Все оставляют меня с моей куклой-Транком. Вдруг я робею. Сперва мы оба молчим.
— Хочешь посмотреть новости? — спрашивает он.
Идеальная общая тема.
— А то! — говорю я.
— А то! — говорит он.
Он выбирает передачу с людьми на диване, которую — прикиньте! — я бы и сам выбрал, и тут же начинает дрочить. Охренеть, насколько похож на меня. Я бы к нему присоединился, но, сказать по правде, уже выдохся, хотя не признаюсь даже ему.
— Ничего такая, — говорит он.
— Ничего. Но может быть и лучше. Я люблю «десятки», а они должны быть совсем молоденькими и с сиськами вот досюда.
— Ага, понимаю, — говорит он.
Мне немного стыдно за то, что я сказал, будто он дрочит на мымру. Не хочу задевать его чувства. Но что мне было еще сказать? Замечаю, как у него падает, и скоро он останавливается и просто таращится в пустоту.
— Что ты делаешь? — спрашиваю.
— Переформатируюсь. Когда я провожу с тобой время, я учусь и становлюсь лучшим тобой.
— Становишься лучше меня?
— Нет-нет. Конечно, нет. Я учусь, как лучше быть тобой. Разве можно надеяться превзойти совершенство?
Тут он подмигивает. Не пойму, издевается он или нет, но люблю, когда мне подмигивают. От этого внутри все теплеет. Трудно быть уязвимым рядом с другим мужчиной. Обычно надо сделать другого мужика раньше, чем он сделает меня. Но в этом парне что-то есть. Просто пока не могу уловить.
— Слушай, — говорю я. — Мелодион с парнишкой сейчас в Жид-Йорке — только никому не говори, что я его так назвал. Сейчас все такие политкорректные. Начнется очередная катастрофа в стиле «жидбурга»[123]. Вот с чем приходится все время бороться, так что нельзя, чтобы «Фейк-Ньюс» или демократы пронюхали и извратили простой прикол. Короче говоря, если хочешь у меня переночевать, то без проблем.
— Я не сплю по-настоящему, как люди, — говорит он, — но могу переключиться в спящий режим.
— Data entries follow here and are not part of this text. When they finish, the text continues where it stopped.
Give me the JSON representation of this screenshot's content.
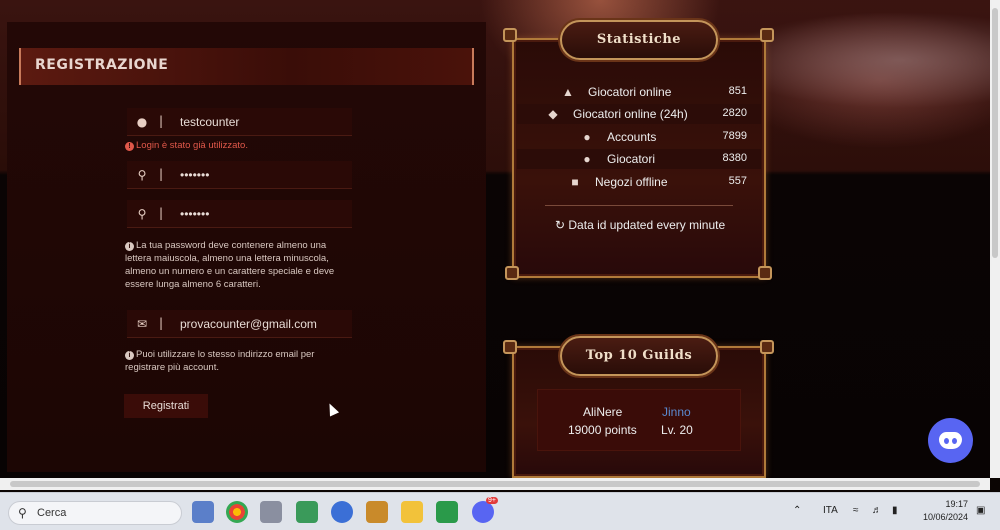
{
  "registration": {
    "title": "REGISTRAZIONE",
    "username_value": "testcounter",
    "username_error": "Login è stato già utilizzato.",
    "password_value": "•••••••",
    "confirm_value": "•••••••",
    "password_info": "La tua password deve contenere almeno una lettera maiuscola, almeno una lettera minuscola, almeno un numero e un carattere speciale e deve essere lunga almeno 6 caratteri.",
    "email_value": "provacounter@gmail.com",
    "email_info": "Puoi utilizzare lo stesso indirizzo email per registrare più account.",
    "submit_label": "Registrati",
    "separator": "|"
  },
  "stats": {
    "title": "Statistiche",
    "rows": [
      {
        "label": "Giocatori online",
        "value": "851",
        "icon": "armor-icon"
      },
      {
        "label": "Giocatori online (24h)",
        "value": "2820",
        "icon": "shield-icon"
      },
      {
        "label": "Accounts",
        "value": "7899",
        "icon": "users-icon"
      },
      {
        "label": "Giocatori",
        "value": "8380",
        "icon": "users-icon"
      },
      {
        "label": "Negozi offline",
        "value": "557",
        "icon": "shop-icon"
      }
    ],
    "updated": "Data id updated every minute"
  },
  "guilds": {
    "title": "Top 10 Guilds",
    "top": {
      "name": "AliNere",
      "leader": "Jinno",
      "points": "19000 points",
      "level": "Lv. 20"
    }
  },
  "taskbar": {
    "search_placeholder": "Cerca",
    "language": "ITA",
    "time": "19:17",
    "date": "10/06/2024",
    "discord_badge": "9+"
  },
  "colors": {
    "accent": "#c4955a",
    "error": "#e0584a",
    "discord": "#5865f2",
    "link": "#5a8ad0"
  }
}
Для сбережения заряда.
— А можешь сам переодеться в пижаму?
— Конечно.
Я бросаю ему чистую президентскую пижаму Транка и достаю из-под подушки свою. Она золотая.
— Ночевка! Прямо как в детстве, — говорю я.
Мы оба хлопаем в ладоши, потом берем друг друга под локти и танцуем по-народному. Не знаю, как там это называется.
Когда ложусь в кровать, держусь от него подальше. Я не гей. Но его аниматронное тело теплое, так что тут уютно. Нервничая, кладу ему руку на бедро. Он что, сейчас вздрогнул? Не уверен. Думаю, что вздрогнул, но планирую действовать потихоньку. Даже сам не знаю, чего я хочу. Я не гей. Но и он не мужик, да? Он робот. А во-вторых, он робот-я, так что… в том, чтобы трогать себя, ничего гейского нет. Это все знают. А он еще и теплый — просто великолепно, потому что по ночам мне холодно. Короче, просто оставляю руку и засыпаю.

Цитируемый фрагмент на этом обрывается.